I was surprised to learn that selflessness comes instinctively (and eventually leads to resentment and hurt and sorrow), but practising selfishness is a learned process. That’s how the human brain is tweaked. Selfishness does not come naturally. You have to practise it. Don’t get me wrong. I am saying be selfish as in take care of yourself, for no one else will. Indulge in self care. For you deserve it – after all these years. And don’t feel guilty.
In college, I was a fan of Ayn Rand, like most of my peers. Atlas Shrugged was like a bible and The Fountainhead an anthem. One of her books, The Virtues of Selfishness, which she wrote in 1964, was also a subject for a debate, one year at St. Xavier’s. Honestly, I can’t remember the outcome of that debate, but I can tell you, it was a great feeling to toss your hair, keep your back straight, chin up, and walk through the quadrangle, to the canteen. That selfishness was about being confident. About looking good, being sought-after as a sports star, about being responsible for your own future.

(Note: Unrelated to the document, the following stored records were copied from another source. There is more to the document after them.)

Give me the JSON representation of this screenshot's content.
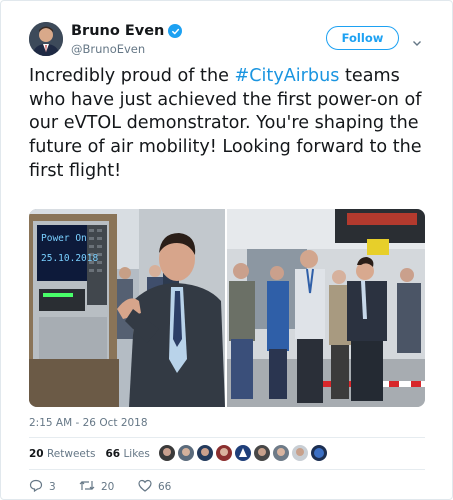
{
  "author": {
    "name": "Bruno Even",
    "handle": "@BrunoEven",
    "verified": true
  },
  "follow_button": {
    "label": "Follow"
  },
  "tweet": {
    "text_before": "Incredibly proud of the ",
    "hashtag": "#CityAirbus",
    "text_after": " teams who have just achieved the first power-on of our eVTOL demonstrator. You're shaping the future of air mobility! Looking forward to the first flight!"
  },
  "media": {
    "left_screen_line1": "Power On",
    "left_screen_line2": "25.10.2018"
  },
  "timestamp": "2:15 AM - 26 Oct 2018",
  "stats": {
    "retweets_count": "20",
    "retweets_label": "Retweets",
    "likes_count": "66",
    "likes_label": "Likes"
  },
  "actions": {
    "replies": "3",
    "retweets": "20",
    "likes": "66"
  },
  "colors": {
    "accent": "#1da1f2",
    "hashtag": "#1b95e0",
    "text": "#14171a",
    "secondary": "#657786"
  },
  "icons": [
    "verified-badge-icon",
    "chevron-down-icon",
    "reply-icon",
    "retweet-icon",
    "heart-icon"
  ]
}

So there are those virtues of selfishness, too, of being self-secure, about trusting yourself and your own sense of self-worth.
That is what I am now extolling. A balance between being the care-giver and self-care taker. Drawing a line, creating a limit. There is absolutely no point in going over the edge, if at the end of a selfless day, all you are doing is tossing and turning in bed, awake and upset. Wondering why you ‘took it’, why you did not ‘speak up’, why you did not say, “NO!”
Remember when ‘give’ is outweighed by ‘take’, deep resentment always sets in and it ends up in fatigue, emotional drain, affecting relationships. It’s living in a joyless state, just going on day to day. So, start to prioritise your own needs, the act of giving cannot end up in harming you, can it? Especially when it has been established that chronic stress is linked to a number of health risks, serious stuff like cancer and diabetes and of course mental illnesses.
Let ‘me time’ take on a new meaning. Make yourself a nice warm concoction of saffron, lime and honey, sip it slowly, draw up the curtains and get into bed. Even if it’s the middle of the day and there are chores waiting. Read if you feel like (but not on the phone, that demon you must put off), listen to music, if you wish. But chances are you will drift off to sleep. Sleep has been the biggest compromise you have made.